The King’s Speech: not a bang, but a whimper

Peter Cardwell, Senior Counsel
7/11/2023


The King had barely got back to Buckingham Palace before Rishi Sunak was being accused of blatant electioneering via the King’s Speech.  The first, and probably last, King’s Speech of the Sunak administration was never going to have snazzy giveaways or rabbits produced from hats, not least because it comes just a few weeks before the Autumn Statement — which itself may be uneventful — and, as Liam Byrne so memorably put it, there is no money.  The small amount of fiscal headroom Chancellor Jeremy Hunt has to play with may involve changes to tax in the Autumn Statement, but many of the policies King Charles announced today simply do not involve much public spending in the longer term.

Notable is the much-trailed focus on criminal justice.  Much of it will be nodded through by Labour and is not particularly politically contentious.  Extended criminal sentences, for example whole life terms for murders with a sexual or sadistic element, are not going to be widely opposed.  When I was a special adviser in the Ministry of Justice, our announcement that the most serious criminals would serve not just half their sentences behind bars, but two thirds, was the most popular measure announced at that year’s Conservative Party Conference.

More controversial are oil and gas exploration — which in itself provides a significant political trap for Labour — and changes to housing legislation.  The former, the King told us, would help “the country transition to Net Zero by 2050 without adding undue burdens on households.”  The latter has been a long time coming, with measures such as the Leasehold and Freehold Bill, which will aim to reform the housing market by making it cheaper and easier for leaseholders to purchase their freehold, the government tells us. 
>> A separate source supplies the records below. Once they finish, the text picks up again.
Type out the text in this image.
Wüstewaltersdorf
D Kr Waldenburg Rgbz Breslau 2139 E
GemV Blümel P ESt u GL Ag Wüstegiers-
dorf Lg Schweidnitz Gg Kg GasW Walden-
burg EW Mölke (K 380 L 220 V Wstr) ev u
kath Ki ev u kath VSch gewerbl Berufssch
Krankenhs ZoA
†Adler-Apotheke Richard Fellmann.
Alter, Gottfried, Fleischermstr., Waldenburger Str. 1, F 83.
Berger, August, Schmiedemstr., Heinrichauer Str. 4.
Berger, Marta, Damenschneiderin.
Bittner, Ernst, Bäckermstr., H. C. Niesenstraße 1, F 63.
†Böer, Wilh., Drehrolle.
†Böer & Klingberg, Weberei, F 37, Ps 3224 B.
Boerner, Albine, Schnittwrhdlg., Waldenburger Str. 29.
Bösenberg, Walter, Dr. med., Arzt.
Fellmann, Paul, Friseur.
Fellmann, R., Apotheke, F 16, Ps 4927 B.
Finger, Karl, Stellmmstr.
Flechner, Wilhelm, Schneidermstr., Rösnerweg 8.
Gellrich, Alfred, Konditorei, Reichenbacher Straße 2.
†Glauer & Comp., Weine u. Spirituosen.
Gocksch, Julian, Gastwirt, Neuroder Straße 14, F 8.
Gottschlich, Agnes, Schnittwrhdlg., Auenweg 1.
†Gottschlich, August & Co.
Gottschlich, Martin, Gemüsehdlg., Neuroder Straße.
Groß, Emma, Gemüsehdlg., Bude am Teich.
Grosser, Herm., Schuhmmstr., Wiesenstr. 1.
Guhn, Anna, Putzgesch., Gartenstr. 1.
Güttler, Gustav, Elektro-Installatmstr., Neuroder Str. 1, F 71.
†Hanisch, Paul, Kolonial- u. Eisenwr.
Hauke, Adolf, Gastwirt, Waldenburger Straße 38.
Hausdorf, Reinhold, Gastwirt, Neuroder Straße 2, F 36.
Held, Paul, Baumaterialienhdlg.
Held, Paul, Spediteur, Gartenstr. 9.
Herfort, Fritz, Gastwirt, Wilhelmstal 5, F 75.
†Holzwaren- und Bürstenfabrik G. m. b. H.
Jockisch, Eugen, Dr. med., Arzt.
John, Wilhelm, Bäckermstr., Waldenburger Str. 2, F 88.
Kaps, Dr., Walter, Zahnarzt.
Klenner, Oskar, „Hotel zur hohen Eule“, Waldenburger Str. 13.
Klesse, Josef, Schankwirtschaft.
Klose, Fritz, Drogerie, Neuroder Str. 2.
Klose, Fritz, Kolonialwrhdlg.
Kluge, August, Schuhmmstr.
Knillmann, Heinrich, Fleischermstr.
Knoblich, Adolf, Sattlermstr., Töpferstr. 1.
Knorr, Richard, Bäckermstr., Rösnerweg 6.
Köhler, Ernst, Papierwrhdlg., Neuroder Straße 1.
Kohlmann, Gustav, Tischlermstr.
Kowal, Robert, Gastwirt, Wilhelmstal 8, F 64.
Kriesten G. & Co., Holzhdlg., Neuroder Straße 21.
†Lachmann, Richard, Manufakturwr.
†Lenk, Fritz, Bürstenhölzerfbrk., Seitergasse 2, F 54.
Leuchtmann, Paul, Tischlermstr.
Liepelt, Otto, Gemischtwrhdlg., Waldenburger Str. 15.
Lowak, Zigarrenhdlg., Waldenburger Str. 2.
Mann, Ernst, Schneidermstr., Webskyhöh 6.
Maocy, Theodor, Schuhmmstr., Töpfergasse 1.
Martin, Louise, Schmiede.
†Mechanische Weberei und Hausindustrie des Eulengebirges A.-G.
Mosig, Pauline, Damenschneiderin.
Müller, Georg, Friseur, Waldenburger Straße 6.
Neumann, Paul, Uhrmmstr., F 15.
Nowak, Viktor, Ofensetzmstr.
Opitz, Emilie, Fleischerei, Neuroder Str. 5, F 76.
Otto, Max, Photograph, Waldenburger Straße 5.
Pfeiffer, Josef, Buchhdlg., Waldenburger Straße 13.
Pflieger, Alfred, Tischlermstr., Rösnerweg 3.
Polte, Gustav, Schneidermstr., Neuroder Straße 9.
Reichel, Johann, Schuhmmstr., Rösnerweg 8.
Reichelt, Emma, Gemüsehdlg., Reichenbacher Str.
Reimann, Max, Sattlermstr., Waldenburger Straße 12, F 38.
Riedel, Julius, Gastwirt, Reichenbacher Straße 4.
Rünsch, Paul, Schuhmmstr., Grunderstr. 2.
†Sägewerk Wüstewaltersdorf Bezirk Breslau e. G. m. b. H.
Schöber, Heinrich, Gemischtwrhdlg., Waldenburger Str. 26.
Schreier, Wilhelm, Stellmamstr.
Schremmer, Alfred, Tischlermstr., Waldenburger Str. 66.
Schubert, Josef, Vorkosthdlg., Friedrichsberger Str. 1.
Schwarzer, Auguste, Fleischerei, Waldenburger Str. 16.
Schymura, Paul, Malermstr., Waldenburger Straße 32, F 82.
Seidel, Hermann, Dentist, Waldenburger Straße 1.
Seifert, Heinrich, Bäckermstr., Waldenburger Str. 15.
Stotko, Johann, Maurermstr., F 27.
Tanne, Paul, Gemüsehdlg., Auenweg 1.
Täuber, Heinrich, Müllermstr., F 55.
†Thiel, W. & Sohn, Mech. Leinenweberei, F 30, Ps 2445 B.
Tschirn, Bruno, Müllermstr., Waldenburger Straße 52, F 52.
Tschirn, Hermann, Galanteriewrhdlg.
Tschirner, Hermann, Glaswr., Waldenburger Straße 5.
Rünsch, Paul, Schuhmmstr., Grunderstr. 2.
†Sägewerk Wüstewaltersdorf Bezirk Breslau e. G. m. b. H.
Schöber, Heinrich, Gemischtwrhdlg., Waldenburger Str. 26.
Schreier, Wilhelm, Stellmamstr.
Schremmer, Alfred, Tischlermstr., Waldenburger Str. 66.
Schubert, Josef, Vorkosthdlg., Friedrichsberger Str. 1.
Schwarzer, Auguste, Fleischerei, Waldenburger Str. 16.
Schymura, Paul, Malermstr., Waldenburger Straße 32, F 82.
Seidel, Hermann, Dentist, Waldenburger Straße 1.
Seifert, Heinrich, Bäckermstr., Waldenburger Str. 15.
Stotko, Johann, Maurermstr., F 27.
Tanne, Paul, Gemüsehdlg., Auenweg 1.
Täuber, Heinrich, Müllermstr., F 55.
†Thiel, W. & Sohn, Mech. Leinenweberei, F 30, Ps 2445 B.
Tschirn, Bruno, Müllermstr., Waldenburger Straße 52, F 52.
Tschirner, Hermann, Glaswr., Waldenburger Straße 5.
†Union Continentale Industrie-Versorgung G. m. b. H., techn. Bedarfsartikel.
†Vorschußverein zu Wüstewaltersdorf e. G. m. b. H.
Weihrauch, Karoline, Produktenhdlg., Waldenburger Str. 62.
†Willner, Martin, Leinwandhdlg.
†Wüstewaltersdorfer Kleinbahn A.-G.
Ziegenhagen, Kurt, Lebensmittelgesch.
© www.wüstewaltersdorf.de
Likewise, the long-term desire by many Conservatives to turn Generation Rent towards the party may see a boost, the Prime Minister hopes, with the Renters’ (Reform) Bill, which, we are told, will offer stronger security of tenure and better value for tenants.  Landlords are also promised certainty they can regain their properties when needed.  We’ll see.

But how much of the legislative programme announced today that actually gets enacted is, somewhat ironically, in the hands of Rishi Sunak, the man who signed off the speech in the first place.  The timing of an election is crucial.

So even though MPs have more legislation to vote on, their minds, and efforts, will be focused on the set pieces that will almost certainly have to happen before any General Election: the Autumn Statement and the Budget, both of which could well provide a far greater insight into the battle lines of the election than today’s speech.

Rishi Sunak wants to govern for the long term and says today’s King Speech will allow him to do that.  That’s doubtful, given his position in the polls, with Sir Keir Starmer saying again this afternoon that this is a government out of time and out of ideas.  By the time King Charles makes his second speech as a fully-fledged monarch, what he reads out may well be of a very different hue.